Orzech włoski (Juglans regia), jak każde duże, szybko rosnące drzewo o dużym systemie korzeniowym silnie wyjaławia glebę w okolicy. Stąd rzeczywiscie innym roślinom może być trudno żyć w jego okolicy. Ale jak się sąsiednie rośliny podlewa i nawozi to rosną bez problemów. Nalezy jedna pamiętać, że szeroka korona orzecha daje sporo cienia, a więc sadzenie pod nim roślin lubiących światło jest bez sensu. Żywotniki co prawda znosza półcień, ale jeśli będa oświetlane z jednej strony, to od zacienionej będa ażurowe i rachityczne.

Liście orzechów zawierają związki utrudniające ich rozkład przez bakterie (podobnie jak dab czerwony), stąd gdy zalegają grubą warstwą pod drzewem odcinają dostęp światła trawie czy rosnącym poniżej krzewom i bylinom. Dlatego liście orzecha powinno się wygrabiac wiosną (w sumie jest to wyjątek, bo na rabatach liście powinno się zostawiać, bo tworzą ściółkę).

Skąd się wziął ten mit o szkodliwości orzecha?
Orzechów mamy kilka gatunków. I jednym z nich jest orzech czarny (Juglans nigra) - trujący, którego liście wydzielają inhibitory wzrostu. Nawet woda opadowa, spływając po liściu i dalej na grunt zawiera te substancje hamujące wzrost innych roślin. To taka obrona drzewa przed zarośnięciem go przez konkurencję.
Ludzie po prostu pomylili gatunki orzechów.

2. Przy sadzeniu orzecha na dno nasypać gruzu/połozyć cegłę

Orzechy mają palowy system korzeniowy (podobnie jak orzeszniki, jodły i sosny).

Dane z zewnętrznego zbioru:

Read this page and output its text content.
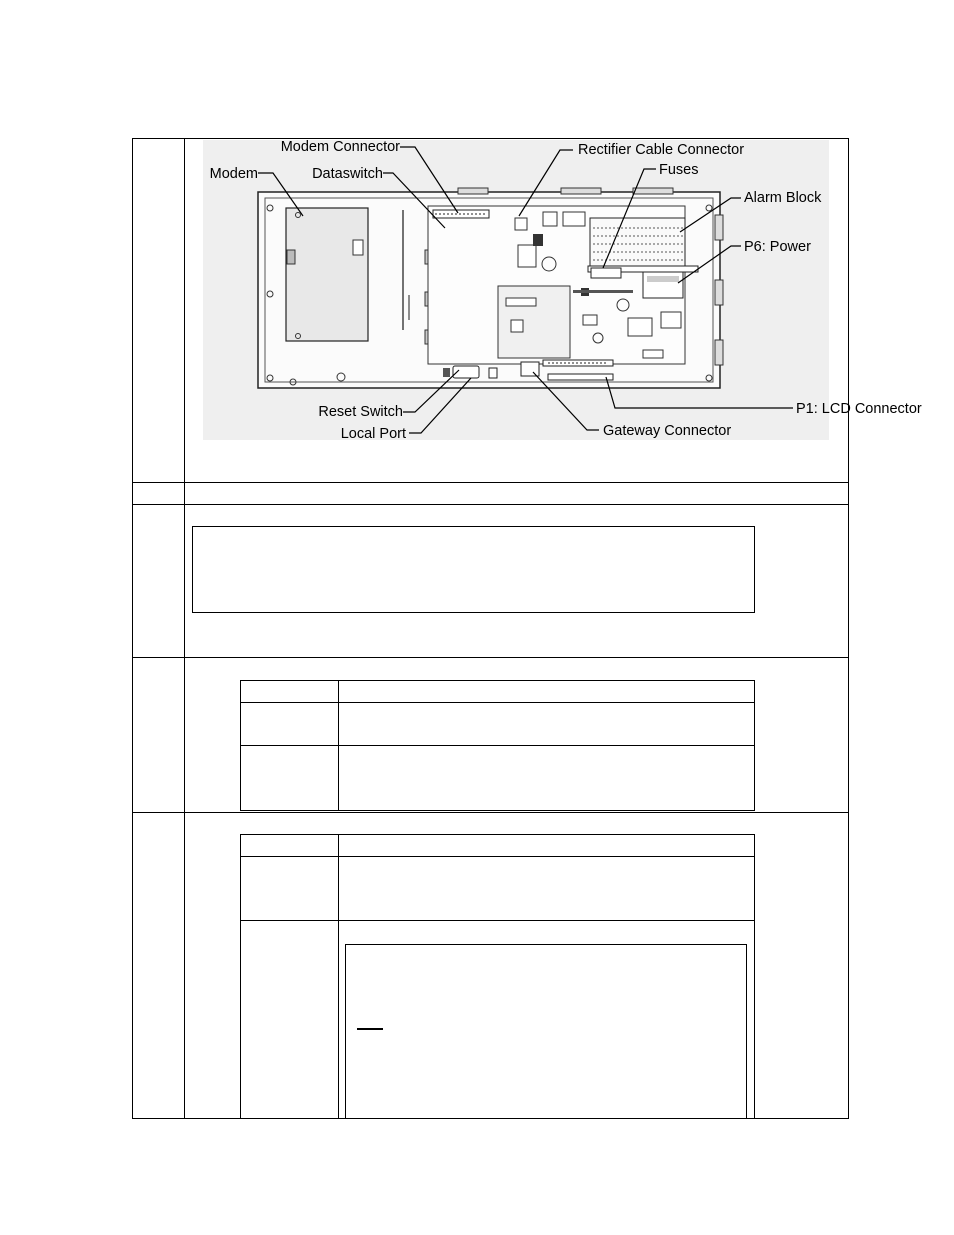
Modem Connector	Rectifier Cable Connector
Fuses
Modem	Dataswitch
Alarm Block
P6: Power
Reset Switch	P1: LCD Connector
Local Port	Gateway Connector
Note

Takie drzewa korzenią się bardzo głęboko i niezwykle trudno je przesadzić, starsze okazy raczej tego nie przezyją.
Dawniej orzechy hodowało się z nasion, a więc miały pierwotny system korzeniowy po posadzeniu. Aby przyspieszyć lub zwiększyć ich owocowanie niekiedy podcinano korzenie (taki zabieg agrotechniczny, skutkuje zwiekszaniem ilości kwiatów, gdy przeprowadzany fachowo - często stosowany np. w przypadku glicynii). Ponieważ nie da się podciąc systemu palowego, bezpośrednio pod korzeniem zakopywano przeszkodę - płaski kamień, cegły, co powodowało, że roślina rozwijała kilka korzeni rozchodzących się na boki.

Współczesne, owocowe orzechy sa szczepione na podkładkach. Podkładki się szkółkuje (ogranicza wielkości systemu korzeniowego cięciem i przesadzaniem), więc ich pierwotny system korzeniowy nie był w stanie się wytworzyć i mają korzenie o typie sercowatym lub wiązkowym. Dlatego nie ma sensu kłaść czegokolwiek pod ich bryłą korzeniową.

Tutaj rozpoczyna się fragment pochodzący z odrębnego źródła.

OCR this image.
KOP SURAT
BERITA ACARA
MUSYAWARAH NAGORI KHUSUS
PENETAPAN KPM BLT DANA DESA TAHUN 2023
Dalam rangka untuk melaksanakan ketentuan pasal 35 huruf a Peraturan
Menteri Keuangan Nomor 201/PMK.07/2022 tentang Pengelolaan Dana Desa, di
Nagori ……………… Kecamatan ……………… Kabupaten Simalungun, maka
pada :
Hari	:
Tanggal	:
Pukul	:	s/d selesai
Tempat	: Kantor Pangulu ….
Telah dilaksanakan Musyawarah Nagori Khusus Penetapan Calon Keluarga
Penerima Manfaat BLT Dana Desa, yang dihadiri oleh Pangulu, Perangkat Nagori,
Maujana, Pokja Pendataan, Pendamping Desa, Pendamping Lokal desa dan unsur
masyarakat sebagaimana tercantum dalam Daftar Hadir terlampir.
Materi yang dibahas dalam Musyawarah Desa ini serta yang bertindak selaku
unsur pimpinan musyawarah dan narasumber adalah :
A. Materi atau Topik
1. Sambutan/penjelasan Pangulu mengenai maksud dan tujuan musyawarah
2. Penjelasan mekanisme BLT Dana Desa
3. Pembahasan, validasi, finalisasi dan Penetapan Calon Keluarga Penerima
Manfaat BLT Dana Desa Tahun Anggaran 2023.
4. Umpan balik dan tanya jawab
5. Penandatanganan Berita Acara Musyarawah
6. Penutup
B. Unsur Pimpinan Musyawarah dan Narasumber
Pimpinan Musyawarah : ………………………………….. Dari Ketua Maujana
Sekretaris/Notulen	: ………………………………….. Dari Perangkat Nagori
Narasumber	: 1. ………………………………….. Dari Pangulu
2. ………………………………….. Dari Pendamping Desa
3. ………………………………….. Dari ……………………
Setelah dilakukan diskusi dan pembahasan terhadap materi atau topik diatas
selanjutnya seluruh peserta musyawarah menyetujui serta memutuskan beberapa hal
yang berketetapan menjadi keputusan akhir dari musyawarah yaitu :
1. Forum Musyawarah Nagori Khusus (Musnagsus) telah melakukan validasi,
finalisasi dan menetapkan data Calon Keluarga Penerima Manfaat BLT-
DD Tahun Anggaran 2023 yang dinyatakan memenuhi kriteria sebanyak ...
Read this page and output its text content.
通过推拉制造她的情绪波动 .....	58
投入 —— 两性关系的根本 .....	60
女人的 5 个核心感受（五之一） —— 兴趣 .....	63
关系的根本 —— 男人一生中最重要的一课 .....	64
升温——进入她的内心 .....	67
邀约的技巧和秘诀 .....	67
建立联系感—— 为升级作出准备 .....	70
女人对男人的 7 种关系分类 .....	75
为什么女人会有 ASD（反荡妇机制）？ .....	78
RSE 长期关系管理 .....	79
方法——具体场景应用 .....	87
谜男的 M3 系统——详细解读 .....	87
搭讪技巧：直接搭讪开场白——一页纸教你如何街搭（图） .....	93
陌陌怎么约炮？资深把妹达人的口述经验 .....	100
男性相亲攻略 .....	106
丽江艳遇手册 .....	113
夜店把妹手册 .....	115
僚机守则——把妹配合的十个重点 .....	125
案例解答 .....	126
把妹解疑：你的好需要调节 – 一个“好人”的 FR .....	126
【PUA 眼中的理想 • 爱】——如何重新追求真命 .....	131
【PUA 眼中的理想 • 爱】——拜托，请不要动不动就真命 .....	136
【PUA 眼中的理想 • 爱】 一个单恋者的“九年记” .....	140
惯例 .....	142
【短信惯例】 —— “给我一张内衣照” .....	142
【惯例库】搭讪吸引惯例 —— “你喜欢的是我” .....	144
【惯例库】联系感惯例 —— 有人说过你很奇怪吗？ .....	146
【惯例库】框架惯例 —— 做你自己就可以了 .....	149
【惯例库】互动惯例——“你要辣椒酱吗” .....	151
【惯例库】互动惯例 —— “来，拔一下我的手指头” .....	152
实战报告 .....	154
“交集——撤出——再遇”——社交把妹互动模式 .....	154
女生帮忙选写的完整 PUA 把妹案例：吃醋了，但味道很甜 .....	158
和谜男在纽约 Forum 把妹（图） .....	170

3. Dlaczego mój orzech nie owocuje?

Przyczyn może być kilka:
1. Sadzonka drzewa pochodzi z rozmnażania przez siew. Nawet, jeśli okaz mateczny pięknie owocuje, nie ma żadnej pewności, że sadzonka wychodowana z pięknego, dorodnego orzeszka będzie rodzić równie piekne orzechy. A to wszytsko dlatego, że nie wiemy, jakie geny zawiera sadzonka. Nie wiemy jaki typ orzechów rodził okaz zapylający. Może pyłek pochodził od jakiegoś dzikusa, który prawie nie owocouje? I potomek przejął cechy ojca (zapylacza) a nie matki?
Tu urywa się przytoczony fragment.